We start in Texas, where schools are testing out radio frequency ID, or RFID tags, that allow easy identification and tracking of students. David Kravets is a staff writer for Wired. He says schools are using this tech to try to get more money from the government, which pays schools’ by the number of students that show up.

“The old school method was if you weren’t in your chair they had no way of knowing you were on campus, right? But now, with these RFID tags, which they also use to track cattle, now they know you’re there,” Kravets said. “And they can legally charge the state for you being there, plain and simple.”

With the tags, a school could count a kid even she’s dawdling on the way to class. Kravets says quick web search finds a whole lot of companies looking to get in on the kid-tracking business.

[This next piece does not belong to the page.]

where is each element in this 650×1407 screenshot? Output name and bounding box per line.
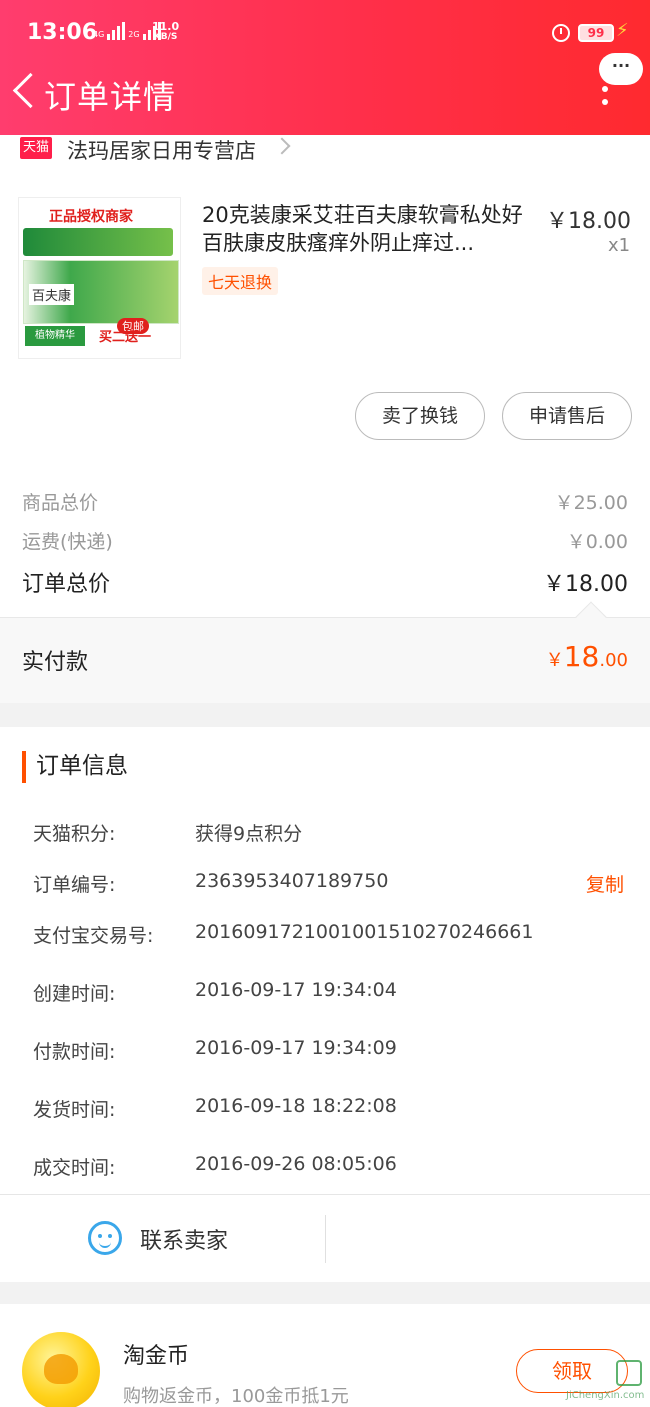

“It’s not a big business yet, but I believe that with these companies hocking these wares, and hocking it for less safety reasons and more financial reasons, it could take off,” he added.

As you might guess, schools putting RFID tags on kids does not go over well with privacy experts. Marc Rotenburg heads the Electronic Privacy Information Center.

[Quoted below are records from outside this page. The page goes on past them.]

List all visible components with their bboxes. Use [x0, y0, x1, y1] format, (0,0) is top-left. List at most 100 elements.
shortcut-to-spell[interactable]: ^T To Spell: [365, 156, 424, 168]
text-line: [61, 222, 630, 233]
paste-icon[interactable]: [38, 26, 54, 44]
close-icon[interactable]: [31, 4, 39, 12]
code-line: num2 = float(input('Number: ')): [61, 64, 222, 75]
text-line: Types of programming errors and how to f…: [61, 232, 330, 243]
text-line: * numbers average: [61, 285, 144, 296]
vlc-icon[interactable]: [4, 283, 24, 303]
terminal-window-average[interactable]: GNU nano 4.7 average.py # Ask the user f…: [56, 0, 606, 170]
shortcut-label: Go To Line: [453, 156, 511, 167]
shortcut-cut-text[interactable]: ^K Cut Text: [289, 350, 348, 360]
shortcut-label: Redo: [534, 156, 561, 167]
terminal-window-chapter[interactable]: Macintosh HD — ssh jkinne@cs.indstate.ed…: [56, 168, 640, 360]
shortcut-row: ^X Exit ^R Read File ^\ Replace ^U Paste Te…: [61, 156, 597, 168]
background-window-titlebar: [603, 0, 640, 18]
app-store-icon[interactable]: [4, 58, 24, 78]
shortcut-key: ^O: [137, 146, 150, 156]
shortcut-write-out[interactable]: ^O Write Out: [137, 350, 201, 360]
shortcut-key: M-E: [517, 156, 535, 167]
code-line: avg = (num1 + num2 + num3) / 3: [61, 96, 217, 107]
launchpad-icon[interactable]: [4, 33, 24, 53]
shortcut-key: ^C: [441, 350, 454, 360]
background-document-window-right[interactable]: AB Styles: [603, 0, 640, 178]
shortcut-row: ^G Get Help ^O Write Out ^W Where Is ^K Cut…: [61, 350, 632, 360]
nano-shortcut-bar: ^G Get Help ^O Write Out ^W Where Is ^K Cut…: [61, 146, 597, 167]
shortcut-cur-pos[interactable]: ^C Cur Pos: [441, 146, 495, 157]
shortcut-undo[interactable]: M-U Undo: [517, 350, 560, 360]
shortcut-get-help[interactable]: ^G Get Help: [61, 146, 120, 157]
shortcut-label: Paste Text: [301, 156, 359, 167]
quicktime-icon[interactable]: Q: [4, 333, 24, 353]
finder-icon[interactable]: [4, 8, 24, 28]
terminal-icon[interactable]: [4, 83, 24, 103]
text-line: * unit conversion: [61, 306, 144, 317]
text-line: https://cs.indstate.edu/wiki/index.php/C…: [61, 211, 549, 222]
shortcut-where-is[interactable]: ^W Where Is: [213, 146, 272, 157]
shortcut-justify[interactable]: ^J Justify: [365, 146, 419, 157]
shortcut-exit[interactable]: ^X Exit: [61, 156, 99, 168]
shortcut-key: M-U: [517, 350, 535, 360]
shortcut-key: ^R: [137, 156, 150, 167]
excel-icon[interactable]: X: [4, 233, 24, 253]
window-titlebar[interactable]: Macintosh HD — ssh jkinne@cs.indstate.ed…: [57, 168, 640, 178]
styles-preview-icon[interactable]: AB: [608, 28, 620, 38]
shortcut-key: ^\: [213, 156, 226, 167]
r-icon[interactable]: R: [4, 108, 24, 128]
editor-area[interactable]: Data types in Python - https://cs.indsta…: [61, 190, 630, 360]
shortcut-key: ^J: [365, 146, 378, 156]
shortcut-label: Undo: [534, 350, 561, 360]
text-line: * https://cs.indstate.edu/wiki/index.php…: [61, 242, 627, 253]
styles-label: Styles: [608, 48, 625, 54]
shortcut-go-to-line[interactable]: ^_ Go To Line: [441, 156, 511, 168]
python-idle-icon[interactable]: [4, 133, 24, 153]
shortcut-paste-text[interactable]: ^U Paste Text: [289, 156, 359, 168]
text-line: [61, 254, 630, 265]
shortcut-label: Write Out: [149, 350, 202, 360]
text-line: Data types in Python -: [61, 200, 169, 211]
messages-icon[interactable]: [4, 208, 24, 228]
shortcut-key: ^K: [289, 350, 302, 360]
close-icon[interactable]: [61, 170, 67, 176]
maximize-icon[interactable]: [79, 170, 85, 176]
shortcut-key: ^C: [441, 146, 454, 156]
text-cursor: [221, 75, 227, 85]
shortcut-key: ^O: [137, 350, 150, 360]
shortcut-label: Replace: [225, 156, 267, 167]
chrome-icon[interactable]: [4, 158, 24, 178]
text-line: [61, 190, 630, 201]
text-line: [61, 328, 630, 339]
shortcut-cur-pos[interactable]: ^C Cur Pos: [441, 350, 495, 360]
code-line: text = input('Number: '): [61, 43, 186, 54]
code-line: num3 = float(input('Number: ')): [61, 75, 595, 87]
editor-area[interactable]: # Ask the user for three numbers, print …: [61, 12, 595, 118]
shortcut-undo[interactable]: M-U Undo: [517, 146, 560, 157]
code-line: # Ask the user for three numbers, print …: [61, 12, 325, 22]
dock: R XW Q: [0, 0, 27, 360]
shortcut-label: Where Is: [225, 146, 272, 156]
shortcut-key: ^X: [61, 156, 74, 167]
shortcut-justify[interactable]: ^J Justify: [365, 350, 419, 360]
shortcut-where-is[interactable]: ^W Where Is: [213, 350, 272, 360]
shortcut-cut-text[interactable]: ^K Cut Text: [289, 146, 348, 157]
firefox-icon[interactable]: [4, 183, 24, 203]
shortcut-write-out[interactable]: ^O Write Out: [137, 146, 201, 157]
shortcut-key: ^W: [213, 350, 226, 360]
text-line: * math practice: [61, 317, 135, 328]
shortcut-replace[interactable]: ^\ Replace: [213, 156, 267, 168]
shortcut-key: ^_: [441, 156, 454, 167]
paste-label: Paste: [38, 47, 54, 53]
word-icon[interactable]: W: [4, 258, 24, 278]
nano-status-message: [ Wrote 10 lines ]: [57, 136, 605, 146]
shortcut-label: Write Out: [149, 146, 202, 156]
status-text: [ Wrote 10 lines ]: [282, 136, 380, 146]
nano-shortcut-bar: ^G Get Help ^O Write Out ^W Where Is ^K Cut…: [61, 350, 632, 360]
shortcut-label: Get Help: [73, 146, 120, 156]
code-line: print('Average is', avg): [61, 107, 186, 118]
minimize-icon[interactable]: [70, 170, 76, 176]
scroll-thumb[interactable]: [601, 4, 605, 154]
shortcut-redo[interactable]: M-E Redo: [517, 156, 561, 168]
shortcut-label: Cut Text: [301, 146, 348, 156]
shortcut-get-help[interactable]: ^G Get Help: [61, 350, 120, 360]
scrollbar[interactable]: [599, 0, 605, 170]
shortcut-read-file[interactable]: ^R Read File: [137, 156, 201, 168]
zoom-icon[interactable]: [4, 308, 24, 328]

“It’s controversial because it will reveal the child’s name and also their location,” Rotenburg said. “It’s a little bit like putting a beacon on top of someone saying this is my name and this is where I am. And I think for a lot of families that may not be too comforting.”

Rotenburg says you’ve gotta ask whether the benefits here outweigh the risks?

“Particularly for young children,” he said. “It’s a good idea to ask them to think about when they are disclosing their personal information.”

There’s another reason the tags might not be such a brilliant solution. They open up the potential to some Ferris Bueller-style extracurricular activities: You could just slip your tag to your friend and go play hooky out back.

“Yes indeed,” Rotenburg confirmed. “As with all technological solutions there are always work-arounds and I think one of the things clever kids will figure out is they can always give their tag to a friend and have them both sitting in class while one is out at the movies.”


And now one more story from the files of our futuristic, kind of disturbing, present. This one we start on the race track where a four-footed robot can be found running faster than Usain Bolt.

The four-footed Cheetah robot, created by Boston Dynamics with help from the military’s DARPA program, clocked 28.3 miles per hour in the lab topping Usain Bolt’s 27.78 miles per hour best.

They are planning to test an unleashed version, outdoors, next year. Just imagine a metal, animal like thing racing toward you. (Maybe we do want the radio frequency id tags for these guys, just in case.)